The central bank will maintain the centralized currency management system for digital yuan and will be the only institution to determine the currency issuance amount and design and to issue regulations and technical and security standards.
The PBoC is also in charge of the management of information related to digital yuan, Mu said on the sidelines of the 2020 Bund Summit in Shanghai on Sunday.
Hainan’s free trade port
The government of China’s southern island province of Hainan moved a step forward by unveiling new guidelines to widen market access and lower barriers to trade, investment and cross-border capital flows.
The guidelines listed 18 action plans with a total of 60 missions that involve promoting institutional innovation, streamlining administrative approval procedures, facilitating free trade and investment and the free flow of capital and talent, building an efficient logistics system and protecting data security.
The goal is to build the island into a free trade port with an efficient and sound legal system, an internationally competitive tax system and a first-class business environment and social governance that will attract more companies and investors and help boost the industrial competitiveness and development quality of the island, according to the guidelines.
The Hainan Pilot Free Trade Port will implement a zero-tariff policy for goods trade and will further reduce barriers for the services trade.
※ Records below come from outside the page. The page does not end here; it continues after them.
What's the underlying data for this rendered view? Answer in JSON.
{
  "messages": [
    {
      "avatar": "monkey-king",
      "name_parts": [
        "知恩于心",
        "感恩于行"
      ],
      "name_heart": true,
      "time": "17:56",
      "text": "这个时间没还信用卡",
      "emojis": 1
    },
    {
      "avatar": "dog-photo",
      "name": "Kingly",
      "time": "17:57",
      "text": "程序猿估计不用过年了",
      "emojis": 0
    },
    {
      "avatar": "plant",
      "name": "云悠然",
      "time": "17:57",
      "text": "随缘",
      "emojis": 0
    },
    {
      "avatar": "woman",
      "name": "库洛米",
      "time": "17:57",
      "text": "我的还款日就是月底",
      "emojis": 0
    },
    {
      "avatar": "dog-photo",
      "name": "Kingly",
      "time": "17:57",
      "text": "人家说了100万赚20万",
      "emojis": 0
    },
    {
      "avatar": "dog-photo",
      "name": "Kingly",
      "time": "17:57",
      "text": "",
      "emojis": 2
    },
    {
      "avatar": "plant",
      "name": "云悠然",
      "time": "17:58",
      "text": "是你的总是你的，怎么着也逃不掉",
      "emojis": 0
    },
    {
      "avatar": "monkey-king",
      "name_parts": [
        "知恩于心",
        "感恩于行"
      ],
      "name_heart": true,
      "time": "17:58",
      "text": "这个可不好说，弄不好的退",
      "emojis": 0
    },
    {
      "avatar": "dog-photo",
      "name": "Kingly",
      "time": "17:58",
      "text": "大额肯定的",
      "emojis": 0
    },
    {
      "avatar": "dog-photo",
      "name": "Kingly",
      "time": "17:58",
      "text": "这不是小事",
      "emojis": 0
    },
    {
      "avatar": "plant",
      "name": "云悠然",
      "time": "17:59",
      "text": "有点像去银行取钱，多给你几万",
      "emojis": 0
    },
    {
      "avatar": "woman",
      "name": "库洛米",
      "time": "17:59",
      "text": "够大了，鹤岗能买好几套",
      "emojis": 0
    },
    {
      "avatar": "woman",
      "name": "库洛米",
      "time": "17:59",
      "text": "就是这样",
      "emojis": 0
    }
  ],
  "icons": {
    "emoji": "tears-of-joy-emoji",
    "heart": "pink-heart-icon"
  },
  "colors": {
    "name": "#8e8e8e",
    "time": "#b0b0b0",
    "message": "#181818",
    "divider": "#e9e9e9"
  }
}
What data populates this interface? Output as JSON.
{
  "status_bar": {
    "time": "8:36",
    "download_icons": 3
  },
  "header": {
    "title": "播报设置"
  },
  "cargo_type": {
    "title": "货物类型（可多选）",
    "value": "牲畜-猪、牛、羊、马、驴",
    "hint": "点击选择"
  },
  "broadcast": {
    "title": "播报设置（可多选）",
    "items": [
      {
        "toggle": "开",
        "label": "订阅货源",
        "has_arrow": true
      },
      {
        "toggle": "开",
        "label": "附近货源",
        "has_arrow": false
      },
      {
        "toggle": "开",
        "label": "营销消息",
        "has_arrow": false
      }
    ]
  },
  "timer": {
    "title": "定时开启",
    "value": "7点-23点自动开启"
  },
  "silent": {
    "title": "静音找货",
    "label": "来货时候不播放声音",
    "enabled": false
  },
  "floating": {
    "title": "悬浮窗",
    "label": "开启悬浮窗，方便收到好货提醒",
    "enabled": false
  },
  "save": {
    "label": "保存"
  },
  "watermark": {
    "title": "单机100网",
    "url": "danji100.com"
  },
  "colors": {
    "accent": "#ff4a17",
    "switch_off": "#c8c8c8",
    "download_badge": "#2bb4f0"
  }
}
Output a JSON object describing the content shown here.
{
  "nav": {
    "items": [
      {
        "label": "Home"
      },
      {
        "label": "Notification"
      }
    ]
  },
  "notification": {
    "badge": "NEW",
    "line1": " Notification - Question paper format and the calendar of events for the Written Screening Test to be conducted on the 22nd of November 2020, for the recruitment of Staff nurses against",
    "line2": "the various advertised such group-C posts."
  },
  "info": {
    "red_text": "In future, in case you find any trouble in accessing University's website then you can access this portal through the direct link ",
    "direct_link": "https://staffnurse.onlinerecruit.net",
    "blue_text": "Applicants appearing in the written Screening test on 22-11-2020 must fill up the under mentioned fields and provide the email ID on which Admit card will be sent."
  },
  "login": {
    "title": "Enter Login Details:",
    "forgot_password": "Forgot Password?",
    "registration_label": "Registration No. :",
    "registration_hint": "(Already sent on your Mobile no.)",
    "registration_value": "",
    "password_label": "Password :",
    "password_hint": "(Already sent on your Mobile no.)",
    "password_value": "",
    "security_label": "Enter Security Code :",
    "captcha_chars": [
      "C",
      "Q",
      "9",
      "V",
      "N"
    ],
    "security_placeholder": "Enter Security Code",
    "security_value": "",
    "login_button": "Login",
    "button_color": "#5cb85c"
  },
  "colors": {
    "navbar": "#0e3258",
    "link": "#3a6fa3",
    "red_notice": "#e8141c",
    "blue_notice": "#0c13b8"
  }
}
Meanwhile, the free trade port will adopt a negative list for the management of imported products.
Another prominent feature of the new guidelines is that the free trade port will explore further liberalization of the capital account step by step and will launch a pilot qualified foreign limited partner program, and a qualified domestic limited partner program.
The pilot programs will allow both foreign and domestic investors to engage in cross-border investment more freely. The island will also build a new management system for cross-border financing to encourage more efficient two-way capital flows.
Profits of China’s major industrial firms increased 10.1% to 646.43 billion yuan (US$96.5 billion) in September from a year ago, data from the National Bureau of Statistics (NBS) showed on Tuesday. The growth narrowed 9 percentage points from August.
In the first nine months of the year, profits of major industrial firms declined 2.4% to 4.37 trillion yuan, narrowing 2 percentage points from the January-August period. For the same period, profits of state-controlled industrial firms dropped 14.3% from a year earlier to 1.13 trillion yuan, while those of private ones shrank 0.5% year-on-year to 1.27 trillion yuan.
During the first three quarters, profits of the mining industry slumped 37.2%, while the manufacturing industry’s profits reversed the downward trend by gaining 1.1%.
Profits in 21 of the 41 surveyed industrial sectors rose from the same period last year, while 20 sectors saw their profits fall, according to the NBS. Major industrial companies refer to those with an annual business turnover of at least 20 million yuan.
China’s Ant Group on Monday set the price for its initial public offering (IPO) on the Shanghai Stock Exchange at 68.8 yuan per share, according to the official website of the stock exchange.
The group’s mega dual-listing on the Shanghai Stock Exchange and the Stock Exchange of Hong Kong is believed to be the world’s biggest IPO ever.
The group also set the price for the Hong Kong stock exchange at HK$80 ($10.32) per share. Ant has a market value of 2.1 trillion yuan based on its IPO price.